The 2019 Senior Perspectives is the 14th in a series of annual collections. Senior captains and representatives of teams at Harvard have been invited to contribute viewpoints based on personal experience from both their senior seasons and full varsity careers at Harvard.
Peter Bearse, Wrestling
Hometown: Seattle, Was.
House Affiliation: Lowell
Reflecting on my time as a wrestler, my mind drifts to the things that this sport has given me. I began wrestling at the age of eight years old. Since then, I’ve been given many things. For example, I’ve explored the tropical paradise that is eastern Pennsylvania during so many tournaments, that the landscape is forever burned into my memory.
I’ve also been given my fair share of physical ailments. As I write this, slow throbs of pain serve uncomfortable reminders of the early-onset osteoarthritis that is slowly deteriorating my left hip joint. While my right hip joint was fortunate enough to avoid becoming arthritic, its torn labrum produces an uncomfortable grinding sensation when rotating my leg at angles greater than thirty degrees. With the core of a spinal disc pressing up against one of my cervical nerves, an electrical burn constantly travels from the back of my neck to the tip of my right index finger. The stress fracture in my lumbar spine from age fifteen aches at myriad points throughout the day. And, due to some unintentional contact between my chin and an opponent’s skull, my two front teeth are dead.
But these are all standard symptoms present in the retiree of a combat sport. After all, in wrestling, the goal is often to inflict enough physical pain upon your opponent that he no longer wishes to continue fighting the position. Sometimes, I inflicted this pain; other times, I had this pain inflicted on me. Without the perspective that wrestling at Harvard has offered me, I might have felt chewed up and spit back out by the sport. It’s easy to look back and recall the moments of pain.
Yet, the moments of pain are transcended by the immaterial qualities I’ve been granted by wrestling here at Harvard. Things that, I believe, supersede the bumps and bruises.
Wrestling is often described as a “fight with rules.” Participating in this largely blue-collar sport while attending a worldwide bastion of higher education and intellectual prestige has established a juxtaposition that I will struggle to replicate elsewhere in life.

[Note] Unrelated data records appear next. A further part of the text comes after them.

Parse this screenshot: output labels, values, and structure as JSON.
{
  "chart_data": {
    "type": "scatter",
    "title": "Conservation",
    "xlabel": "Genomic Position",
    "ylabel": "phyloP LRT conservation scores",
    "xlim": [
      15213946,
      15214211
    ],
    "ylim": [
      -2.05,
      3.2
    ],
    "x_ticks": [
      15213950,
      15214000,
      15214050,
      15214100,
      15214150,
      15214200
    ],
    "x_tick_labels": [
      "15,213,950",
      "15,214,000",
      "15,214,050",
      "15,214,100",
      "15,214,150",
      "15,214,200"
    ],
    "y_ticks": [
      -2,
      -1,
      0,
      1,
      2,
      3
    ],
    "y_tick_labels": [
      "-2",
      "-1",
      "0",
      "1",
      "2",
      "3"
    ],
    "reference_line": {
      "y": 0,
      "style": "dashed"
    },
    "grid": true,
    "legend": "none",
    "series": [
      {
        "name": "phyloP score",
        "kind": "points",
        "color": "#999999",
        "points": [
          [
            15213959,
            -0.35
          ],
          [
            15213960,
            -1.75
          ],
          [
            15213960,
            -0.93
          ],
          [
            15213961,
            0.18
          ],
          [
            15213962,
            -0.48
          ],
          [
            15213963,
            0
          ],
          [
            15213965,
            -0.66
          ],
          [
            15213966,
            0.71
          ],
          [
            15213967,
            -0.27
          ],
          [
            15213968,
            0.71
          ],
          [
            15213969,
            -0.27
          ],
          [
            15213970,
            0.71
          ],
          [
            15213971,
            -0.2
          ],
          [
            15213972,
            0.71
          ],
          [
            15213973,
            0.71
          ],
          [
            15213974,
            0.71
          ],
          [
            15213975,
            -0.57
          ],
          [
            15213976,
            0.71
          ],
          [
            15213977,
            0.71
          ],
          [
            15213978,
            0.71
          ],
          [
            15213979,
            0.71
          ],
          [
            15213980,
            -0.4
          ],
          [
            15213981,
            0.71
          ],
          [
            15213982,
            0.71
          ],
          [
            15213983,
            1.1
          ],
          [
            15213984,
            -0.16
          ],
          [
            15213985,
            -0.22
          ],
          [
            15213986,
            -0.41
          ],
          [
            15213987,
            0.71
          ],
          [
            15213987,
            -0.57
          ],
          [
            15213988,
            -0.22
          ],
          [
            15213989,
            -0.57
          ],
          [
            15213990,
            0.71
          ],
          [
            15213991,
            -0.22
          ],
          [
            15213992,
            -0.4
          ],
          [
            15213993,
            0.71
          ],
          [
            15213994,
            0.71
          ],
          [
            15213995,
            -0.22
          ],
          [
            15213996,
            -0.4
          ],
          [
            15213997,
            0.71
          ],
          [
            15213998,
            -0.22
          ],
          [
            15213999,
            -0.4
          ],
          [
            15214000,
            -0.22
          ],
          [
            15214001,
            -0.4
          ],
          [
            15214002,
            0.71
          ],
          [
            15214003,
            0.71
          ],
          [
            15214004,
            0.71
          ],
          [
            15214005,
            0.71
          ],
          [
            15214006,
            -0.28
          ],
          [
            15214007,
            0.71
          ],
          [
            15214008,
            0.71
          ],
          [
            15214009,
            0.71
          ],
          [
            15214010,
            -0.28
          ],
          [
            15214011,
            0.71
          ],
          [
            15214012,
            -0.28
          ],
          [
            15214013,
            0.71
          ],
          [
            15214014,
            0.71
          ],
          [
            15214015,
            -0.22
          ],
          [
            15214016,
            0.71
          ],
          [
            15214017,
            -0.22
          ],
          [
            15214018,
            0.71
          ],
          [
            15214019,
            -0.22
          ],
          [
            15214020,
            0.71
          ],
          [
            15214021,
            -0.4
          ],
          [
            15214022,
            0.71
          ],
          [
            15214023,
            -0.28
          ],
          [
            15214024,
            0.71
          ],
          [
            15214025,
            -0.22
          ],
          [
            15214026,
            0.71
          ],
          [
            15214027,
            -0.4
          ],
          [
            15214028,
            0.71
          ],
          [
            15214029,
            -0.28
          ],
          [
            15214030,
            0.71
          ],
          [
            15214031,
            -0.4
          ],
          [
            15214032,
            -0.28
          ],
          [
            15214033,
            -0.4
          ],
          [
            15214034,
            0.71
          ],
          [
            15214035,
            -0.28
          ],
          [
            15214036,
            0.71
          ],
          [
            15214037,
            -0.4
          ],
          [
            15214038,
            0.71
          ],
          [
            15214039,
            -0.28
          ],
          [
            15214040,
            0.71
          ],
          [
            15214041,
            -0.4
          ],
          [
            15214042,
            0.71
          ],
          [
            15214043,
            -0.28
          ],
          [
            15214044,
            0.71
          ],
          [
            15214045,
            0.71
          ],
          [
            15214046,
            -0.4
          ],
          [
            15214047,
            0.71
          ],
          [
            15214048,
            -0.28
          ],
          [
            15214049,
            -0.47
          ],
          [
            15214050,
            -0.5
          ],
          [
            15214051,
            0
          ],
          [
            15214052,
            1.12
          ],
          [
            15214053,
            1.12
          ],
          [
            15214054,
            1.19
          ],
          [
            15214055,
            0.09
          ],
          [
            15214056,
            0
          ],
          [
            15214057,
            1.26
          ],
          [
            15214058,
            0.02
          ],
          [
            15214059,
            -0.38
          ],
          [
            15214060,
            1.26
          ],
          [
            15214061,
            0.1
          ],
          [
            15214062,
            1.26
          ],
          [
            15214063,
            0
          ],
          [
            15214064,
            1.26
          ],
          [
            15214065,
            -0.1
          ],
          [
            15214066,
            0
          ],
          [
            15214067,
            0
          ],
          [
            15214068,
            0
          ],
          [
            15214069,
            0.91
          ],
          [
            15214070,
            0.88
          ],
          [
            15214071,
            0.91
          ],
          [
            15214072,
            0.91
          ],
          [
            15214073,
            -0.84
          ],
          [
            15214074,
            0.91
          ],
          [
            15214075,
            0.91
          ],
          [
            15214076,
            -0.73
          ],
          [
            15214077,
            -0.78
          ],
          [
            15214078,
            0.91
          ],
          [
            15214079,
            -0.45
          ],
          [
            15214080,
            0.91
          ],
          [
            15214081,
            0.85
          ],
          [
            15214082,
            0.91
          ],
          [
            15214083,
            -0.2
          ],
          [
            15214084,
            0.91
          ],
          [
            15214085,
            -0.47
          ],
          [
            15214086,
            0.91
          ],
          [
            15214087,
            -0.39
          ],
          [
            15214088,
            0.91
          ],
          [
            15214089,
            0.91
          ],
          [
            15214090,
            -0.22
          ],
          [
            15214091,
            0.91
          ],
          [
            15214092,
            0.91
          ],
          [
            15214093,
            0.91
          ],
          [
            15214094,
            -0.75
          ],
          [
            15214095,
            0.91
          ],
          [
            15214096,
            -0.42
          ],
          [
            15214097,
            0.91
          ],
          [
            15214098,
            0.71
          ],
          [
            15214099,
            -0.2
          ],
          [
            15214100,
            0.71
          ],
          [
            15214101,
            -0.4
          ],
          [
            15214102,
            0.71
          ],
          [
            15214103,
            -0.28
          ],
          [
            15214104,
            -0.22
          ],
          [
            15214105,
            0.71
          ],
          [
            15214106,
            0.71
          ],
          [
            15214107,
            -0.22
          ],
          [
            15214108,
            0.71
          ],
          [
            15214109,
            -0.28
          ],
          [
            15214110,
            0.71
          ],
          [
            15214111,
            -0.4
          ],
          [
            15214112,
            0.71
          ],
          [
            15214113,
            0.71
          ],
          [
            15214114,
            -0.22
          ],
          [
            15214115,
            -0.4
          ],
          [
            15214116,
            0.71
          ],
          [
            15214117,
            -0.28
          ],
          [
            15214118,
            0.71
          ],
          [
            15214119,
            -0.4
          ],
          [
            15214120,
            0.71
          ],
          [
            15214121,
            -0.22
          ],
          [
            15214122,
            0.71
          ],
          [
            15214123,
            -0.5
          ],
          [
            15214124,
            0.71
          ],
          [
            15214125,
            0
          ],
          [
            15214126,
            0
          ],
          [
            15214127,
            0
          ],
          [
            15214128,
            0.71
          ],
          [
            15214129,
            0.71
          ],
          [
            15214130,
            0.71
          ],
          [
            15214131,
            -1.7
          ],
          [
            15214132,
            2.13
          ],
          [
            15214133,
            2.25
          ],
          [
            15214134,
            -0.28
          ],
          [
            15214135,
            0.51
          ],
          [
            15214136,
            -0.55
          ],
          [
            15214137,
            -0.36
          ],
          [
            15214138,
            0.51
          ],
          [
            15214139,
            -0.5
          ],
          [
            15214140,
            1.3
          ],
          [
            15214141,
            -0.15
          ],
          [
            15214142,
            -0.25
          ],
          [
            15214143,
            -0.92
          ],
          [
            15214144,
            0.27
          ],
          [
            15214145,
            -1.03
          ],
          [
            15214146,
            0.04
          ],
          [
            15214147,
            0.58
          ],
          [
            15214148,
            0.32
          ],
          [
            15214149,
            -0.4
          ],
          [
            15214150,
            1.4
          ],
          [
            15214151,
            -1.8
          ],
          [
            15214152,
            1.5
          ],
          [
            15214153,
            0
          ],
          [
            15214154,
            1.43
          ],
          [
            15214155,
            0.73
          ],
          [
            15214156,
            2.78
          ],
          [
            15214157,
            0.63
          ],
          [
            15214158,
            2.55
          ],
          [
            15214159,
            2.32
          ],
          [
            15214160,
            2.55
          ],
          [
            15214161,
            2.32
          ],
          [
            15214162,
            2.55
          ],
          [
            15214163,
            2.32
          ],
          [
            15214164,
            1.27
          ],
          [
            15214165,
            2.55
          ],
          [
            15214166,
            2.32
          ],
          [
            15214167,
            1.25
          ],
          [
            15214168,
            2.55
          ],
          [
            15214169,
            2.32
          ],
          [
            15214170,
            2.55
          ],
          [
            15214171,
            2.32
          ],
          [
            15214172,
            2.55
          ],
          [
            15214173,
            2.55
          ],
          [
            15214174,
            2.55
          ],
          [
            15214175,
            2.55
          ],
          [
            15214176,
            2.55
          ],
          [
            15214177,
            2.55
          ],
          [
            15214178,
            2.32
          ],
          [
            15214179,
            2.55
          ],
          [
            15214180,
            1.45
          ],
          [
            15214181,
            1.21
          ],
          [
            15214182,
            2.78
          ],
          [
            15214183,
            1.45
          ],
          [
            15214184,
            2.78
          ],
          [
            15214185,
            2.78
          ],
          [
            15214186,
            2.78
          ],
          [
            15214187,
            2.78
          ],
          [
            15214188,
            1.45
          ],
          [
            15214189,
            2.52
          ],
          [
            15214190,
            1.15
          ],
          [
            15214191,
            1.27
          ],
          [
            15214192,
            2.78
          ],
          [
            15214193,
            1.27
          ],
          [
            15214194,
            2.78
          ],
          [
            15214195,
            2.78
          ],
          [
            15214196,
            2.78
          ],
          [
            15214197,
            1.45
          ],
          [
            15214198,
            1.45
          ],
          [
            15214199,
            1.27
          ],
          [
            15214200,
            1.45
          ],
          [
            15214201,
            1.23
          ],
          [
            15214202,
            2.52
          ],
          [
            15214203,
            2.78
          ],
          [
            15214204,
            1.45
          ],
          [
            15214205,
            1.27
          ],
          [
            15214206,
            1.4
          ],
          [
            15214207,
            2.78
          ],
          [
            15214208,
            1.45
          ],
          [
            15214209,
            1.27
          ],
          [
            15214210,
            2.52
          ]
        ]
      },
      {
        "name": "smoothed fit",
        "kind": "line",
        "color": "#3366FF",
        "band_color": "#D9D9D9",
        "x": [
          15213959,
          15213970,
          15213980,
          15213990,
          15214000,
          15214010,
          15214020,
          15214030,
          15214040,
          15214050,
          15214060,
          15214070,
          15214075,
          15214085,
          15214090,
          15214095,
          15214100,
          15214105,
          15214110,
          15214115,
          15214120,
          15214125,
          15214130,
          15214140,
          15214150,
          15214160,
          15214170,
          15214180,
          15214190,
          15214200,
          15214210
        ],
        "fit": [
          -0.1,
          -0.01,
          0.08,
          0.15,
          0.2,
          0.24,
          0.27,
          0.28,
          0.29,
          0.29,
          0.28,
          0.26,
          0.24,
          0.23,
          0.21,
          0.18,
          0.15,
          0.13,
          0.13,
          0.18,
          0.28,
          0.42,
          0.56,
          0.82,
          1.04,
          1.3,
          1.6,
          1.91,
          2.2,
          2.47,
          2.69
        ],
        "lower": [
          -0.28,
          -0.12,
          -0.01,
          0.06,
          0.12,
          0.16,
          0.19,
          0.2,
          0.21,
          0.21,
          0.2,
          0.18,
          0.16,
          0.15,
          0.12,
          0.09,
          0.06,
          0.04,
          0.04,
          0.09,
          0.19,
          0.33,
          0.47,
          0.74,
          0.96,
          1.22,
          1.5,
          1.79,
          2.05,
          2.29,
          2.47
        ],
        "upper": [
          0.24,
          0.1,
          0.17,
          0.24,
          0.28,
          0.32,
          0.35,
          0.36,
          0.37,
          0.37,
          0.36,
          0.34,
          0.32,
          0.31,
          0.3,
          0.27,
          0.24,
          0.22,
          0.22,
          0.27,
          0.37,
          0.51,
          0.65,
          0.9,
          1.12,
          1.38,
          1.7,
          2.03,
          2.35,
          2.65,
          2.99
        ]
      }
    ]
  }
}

Spending my mornings fighting to comprehend sampling distributions or Socratic dialogues, followed by spending my afternoons being shoved into walls, having my face grinded into the mat, and then attempting to do the same in return to my best friends on the team – it is remarkably irregular.
These irregular experiences have offered me things that will shape the rest of my “regular” life. There is a laundry list of intangible skills that most sports develop – discipline, commitment, perseverance, teamwork, and so forth. I have no doubt that honing these skills through wrestling will pay dividends in my future. But there is one quality that I believe the sport of wrestling reveals in a unique way: honesty.
A wrestling match is the ultimate test of accountability. There are no other players on offense or defense; there are no other teammates to fumble a pass. Once a competitor steps on the mat, he does so alone. He alone faces the honesty behind his preparation. He alone faces the honesty of his beliefs. He alone is presented with the choice to fight, or to fold. And, once the whistle blows, these truths are revealed.
Through wrestling at Harvard, I have learned what it means to be honest. Honest with my teammates; honest with my coaches; honest with the mission of an organization; honest with myself. Because, in the end, I know that the honest truth reveals itself on the mat. And, through life after Harvard, I will strive to evaluate my role as a citizen. To evaluate my performance as a leader. More importantly, I will evaluate these questions with honesty. Because, eventually, honesty reveals itself.
Through wrestling at Harvard, I have learned what it means to fight. To fight for more out of myself and my wrestling partners. To fight regardless of how many points I’m ahead by or behind by on the scoreboard. To fight for my team. And, through life after Harvard, I hope to use these lessons to fight for a better society. To fight against cynicism. To fight for reasons bigger than myself. I know that, after leaving Harvard, I will inevitably reach moments that bring me face-to-face with two options: to fight, or to fold.
Thanks to Harvard Wrestling, I know that I will fight.